Boron-graphdiyne: superstretchable semiconductor with low thermal conductivity and ultrahigh capacity for Li, Na and Ca ions storage

TL;DR

This paper investigates boron-graphdiyne, a newly synthesized 2D material, revealing its superstretchability, low thermal conductivity, and high capacity for Li, Na, and Ca ions, making it promising for flexible electronics and energy storage.

Contribution

The study provides the first comprehensive theoretical analysis of boron-graphdiyne's mechanical, electronic, optical, and thermal properties, highlighting its potential for advanced energy storage and flexible nanoelectronics.

Findings

Exhibits superstretchability due to porous structure and flexibility.

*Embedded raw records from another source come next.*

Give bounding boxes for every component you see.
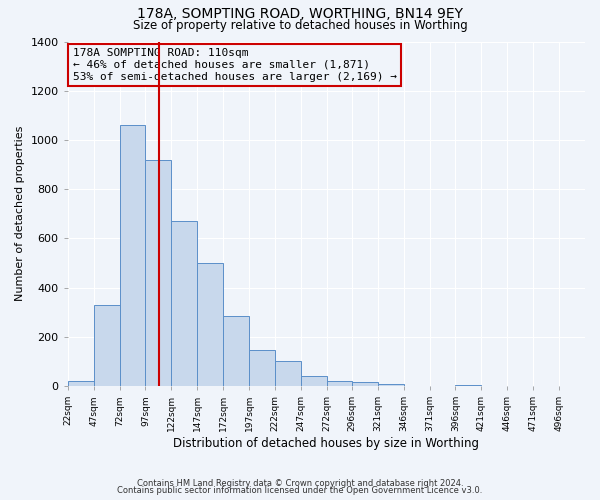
- Bar: [455, 385, 481, 386]
- Y-axis label: Number of detached properties: Number of detached properties: [15, 126, 25, 302]
- Bar: [145, 160, 172, 386]
- Text: Size of property relative to detached houses in Worthing: Size of property relative to detached ho…: [133, 18, 467, 32]
- Bar: [301, 376, 327, 386]
- Bar: [327, 381, 352, 386]
- Bar: [172, 221, 197, 386]
- Bar: [223, 316, 249, 386]
- Bar: [197, 263, 223, 386]
- Text: 178A SOMPTING ROAD: 110sqm
← 46% of detached houses are smaller (1,871)
53% of s: 178A SOMPTING ROAD: 110sqm ← 46% of deta…: [73, 48, 397, 82]
- Bar: [377, 384, 404, 386]
- Bar: [249, 350, 275, 386]
- Bar: [119, 125, 145, 386]
- Text: Contains HM Land Registry data © Crown copyright and database right 2024.: Contains HM Land Registry data © Crown c…: [137, 478, 463, 488]
- Bar: [275, 361, 301, 386]
- Text: Contains public sector information licensed under the Open Government Licence v3: Contains public sector information licen…: [118, 486, 482, 495]
- Bar: [94, 305, 119, 386]
- Bar: [68, 381, 94, 386]
- X-axis label: Distribution of detached houses by size in Worthing: Distribution of detached houses by size …: [173, 437, 479, 450]
- Text: 178A, SOMPTING ROAD, WORTHING, BN14 9EY: 178A, SOMPTING ROAD, WORTHING, BN14 9EY: [137, 8, 463, 22]
- Bar: [352, 382, 377, 386]
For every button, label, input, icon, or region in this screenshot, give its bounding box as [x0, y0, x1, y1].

Has a narrow band-gap of 1.15 eV, tunable by strain.

Displays ultralow thermal conductivity (~2.5 W/mK) at room temperature.

Abstract

Most recently, boron-graphdiyne, a {\pi}-conjugated two-dimensional (2D) structure made from merely sp carbon skeleton connected with boron atoms was successfully experimentally realized through a bottom-to-up synthetic strategy. Motivated by this exciting experimental advance, we conducted density functional theory (DFT) and classical molecular dynamics simulations to study the mechanical, thermal conductivity and stability, electronic and optical properties of single-layer B-graphdiyne. We particularly analyzed the application of this novel 2D material as an anode for Li, Na, Mg and Ca ions storage. Uniaxial tensile simulation results reveal that B-graphdiyne owing to its porous structure and flexibility can yield superstretchability. The single-layer B-graphdiyne was found to exhibit semiconducting electronic character, with a narrow band-gap of 1.15 eV based on the HSE06 prediction. It was confirmed that the mechanical straining can be employed to further tune the optical absorbance and electronic band-gap of B-graphdiyne. Ab initio molecular dynamics results reveal that B-graphdiyne can withstand at high temperatures, like 2500 K. The thermal conductivity of suspended single-layer B-graphdiyne was predicted to be very low, ~2.5 W/mK at the room temperature. Our first-principles results reveal the outstanding prospect of B-graphdiyne as an anode material with ultrahigh charge capacities of 808 mAh/g, 5174 mAh/g and 3557 mAh/g for Na, Ca and Li ions storage, respectively. The comprehensive insight provided by this investigation highlights the outstanding physics of B-graphdiyne nanomembranes, and suggest them as highly promising candidates for the design of novel stretchable nanoelectronics and energy storage devices.